Stents setzen, Aneurysma Coiling oder Mechanische Thrombektomien sind die Goldstandards für die Behandlung der großen Volkskrankheiten Schlaganfall und Herzinfarkt. Diese Eingriffe haben gemein, dass Arterien punktiert, also mit einer Nadel angestochen werden, um durch diesen Zugang dünne Instrumente bis zur erkrankten Arterie am Herz oder im Gehirn zu navigieren. Ärztinnen und Ärzte sprechen bei diesen Instrumenten von Führungsdrähten und Kathetern. Häufige Punktionsstellen für Schlaganfall- und Herzinfarktbehandlungen sind die Leistenarterien oder die Speichenarterien am Unterarm. Die Wege, die bei einem solchen Eingriff durch die Blutgefäße zurückgelegt werden, liegen im Bereich von 1 - 1,5 m. Windungen und Abzweigungen der Gefäße kommen erschwerend hinzu und machen die erfolgreiche Navigation der Instrumente zu einer schwierigen Aufgabe, die langes Training erfordert.
Die Fraunhofer IPA Abteilung »Klinische Gesundheitstechnologien« in Mannheim forscht an der autonomen Navigation dieser Katheter und Führungsdrähte. Mit Methoden der Künstlichen Intelligenz, insbesondere des Deep Reinforcement Learning, wird einem neuronalen Netz beigebracht, Katheter und Führungsdraht im Gefäßsystem zu navigieren. Basierend auf dem Röntgenbild wird eine automatische Steuerung für kommerzielle Kathetermanipulatoren entwickelt. Dabei entwickelt das Fraunhofer IPA die Steuerung und das Fraunhofer MEVIS die Bildverarbeitung der Röntgenbilder.

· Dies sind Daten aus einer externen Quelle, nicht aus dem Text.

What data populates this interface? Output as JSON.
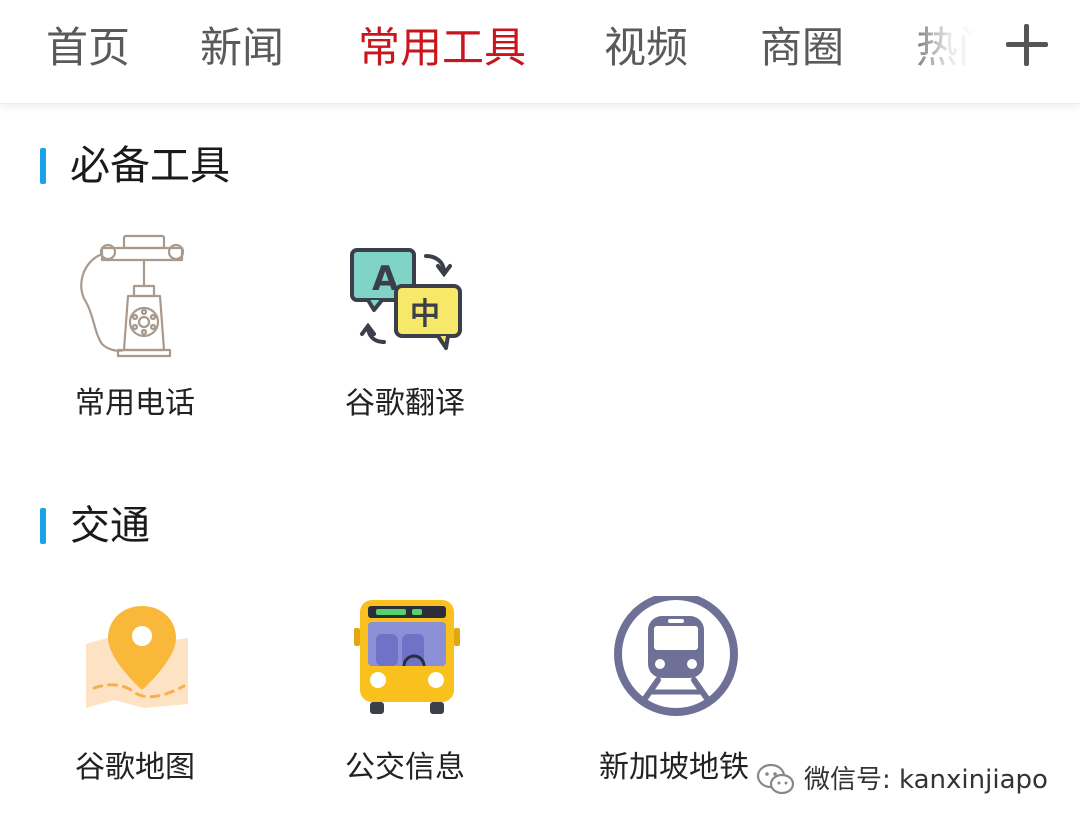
{
  "nav": {
    "tabs": [
      {
        "label": "首页"
      },
      {
        "label": "新闻"
      },
      {
        "label": "常用工具"
      },
      {
        "label": "视频"
      },
      {
        "label": "商圈"
      },
      {
        "label": "热门"
      }
    ],
    "active_tab": "常用工具",
    "add_icon": "plus-icon",
    "active_color": "#c8161d"
  },
  "sections": [
    {
      "title": "必备工具",
      "items": [
        {
          "label": "常用电话",
          "icon": "telephone-icon"
        },
        {
          "label": "谷歌翻译",
          "icon": "translate-icon"
        }
      ]
    },
    {
      "title": "交通",
      "items": [
        {
          "label": "谷歌地图",
          "icon": "map-pin-icon"
        },
        {
          "label": "公交信息",
          "icon": "bus-icon"
        },
        {
          "label": "新加坡地铁",
          "icon": "metro-train-icon"
        }
      ]
    }
  ],
  "accent_color": "#19a2e6",
  "watermark": {
    "text": "微信号: kanxinjiapo",
    "icon": "wechat-icon"
  }
}
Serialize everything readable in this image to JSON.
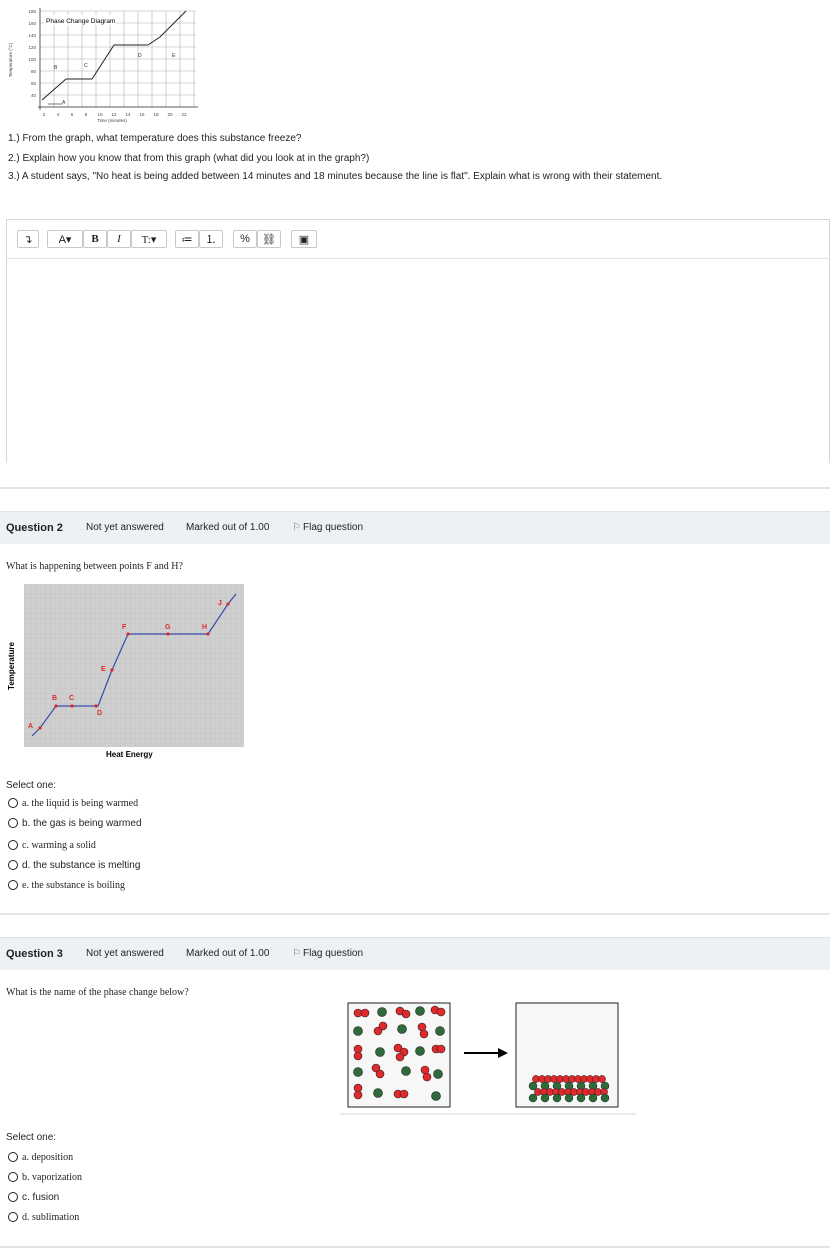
{
  "q1": {
    "graph": {
      "title": "Phase Change Diagram",
      "xlabel": "Time (minutes)",
      "ylabel": "Temperature (°C)",
      "yticks": [
        "180",
        "160",
        "140",
        "120",
        "100",
        "80",
        "60",
        "40"
      ],
      "xticks": [
        "2",
        "4",
        "6",
        "8",
        "10",
        "12",
        "14",
        "16",
        "18",
        "20",
        "22"
      ],
      "points": [
        "A",
        "B",
        "C",
        "D",
        "E"
      ]
    },
    "prompts": [
      "1.) From the graph, what temperature does this substance freeze?",
      "2.) Explain how you know that from this graph (what did you look at in the graph?)",
      "3.) A student says, \"No heat is being added between 14 minutes and 18 minutes because the line is flat\". Explain what is wrong with their statement."
    ]
  },
  "editor": {
    "tools": [
      "↴",
      "A▾",
      "B",
      "I",
      "T:▾",
      "≔",
      "⒈",
      "%",
      "⛓",
      "▣"
    ],
    "text": ""
  },
  "q2": {
    "number": "Question 2",
    "status": "Not yet answered",
    "marks": "Marked out of 1.00",
    "flag": "Flag question",
    "text": "What is happening between points F and H?",
    "graph": {
      "ylabel": "Temperature",
      "xlabel": "Heat Energy",
      "points": [
        "A",
        "B",
        "C",
        "D",
        "E",
        "F",
        "G",
        "H",
        "J"
      ]
    },
    "select_label": "Select one:",
    "options": [
      "a. the liquid is being warmed",
      "b. the gas is being warmed",
      "c. warming a solid",
      "d. the substance is melting",
      "e. the substance is boiling"
    ]
  },
  "q3": {
    "number": "Question 3",
    "status": "Not yet answered",
    "marks": "Marked out of 1.00",
    "flag": "Flag question",
    "text": "What is the name of the phase change below?",
    "select_label": "Select one:",
    "options": [
      "a. deposition",
      "b. vaporization",
      "c. fusion",
      "d. sublimation"
    ]
  },
  "colors": {
    "header_bg": "#eef1f3",
    "red_dot": "#e0292b",
    "green_dot": "#2f6a3b",
    "line_blue": "#3a4aa8"
  }
}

Die Steuerung verwendet neuronale Netze, um die komplexen Zusammenhänge der Bewegung an der Katheterbasis und Katheterspitze in Echtzeit zu berücksichtigen. Die Schwierigkeit bei der Entwicklung liegt darin, dass klassische Steuerungs- und Regelungstechnik nicht anwendbar sind. Katheter und Führungsdrähte sind bis zu zwei Meter lange Plastikschläuche und Drähte, die um viele Windungen im Körper geführt werden. Um die Gefäße nicht zu verletzen sind diese zudem extra weich entwickelt. Hierdurch unterscheiden sie sich von einem konventionellen Roboter, der möglichst steif ist und eine begrenzte Anzahl räumlich definierter Gelenke besitzt. Diese Eigenschaften konventioneller Roboter ermöglicht es, analytisch exakt ihre Kinematik zu berechnen. Bei Kathetern ist diese analytische Berechnung auf der Basis eines Modells nicht möglich. Daher werden von uns modellfreie Steuerungsverfahren des Deep Reinforcement Learning angewendet.
In Versuchen an unserem Prüfstand ist es gelungen, einen Führungsdraht autonom durch ein Gefäßphantom zu navigieren. Die Steuerung wurde dabei ausschließlich in einer Simulationsumgebung trainiert und konnte problemlos auf den Prüfstand übertragen werden. Aktuelle Forschungsschwerpunkte sind die Verwendung von Führungsdraht und Katheter, die nahtlose Anpassung an beliebige Geometrien und die Auswahl der richtigen Katheter- und Führungsdrahtkombination für den individuellen Gefäßbaum des Patienten. In zukünftigen Forschungs- und Entwicklungsprojekten soll zudem die Praxistauglichkeit unseres Steuerungsverfahrens weiter verbessert werden.
Diese Arbeiten wurden im Rahmen des Fraunhofer WISA Programms gefördert.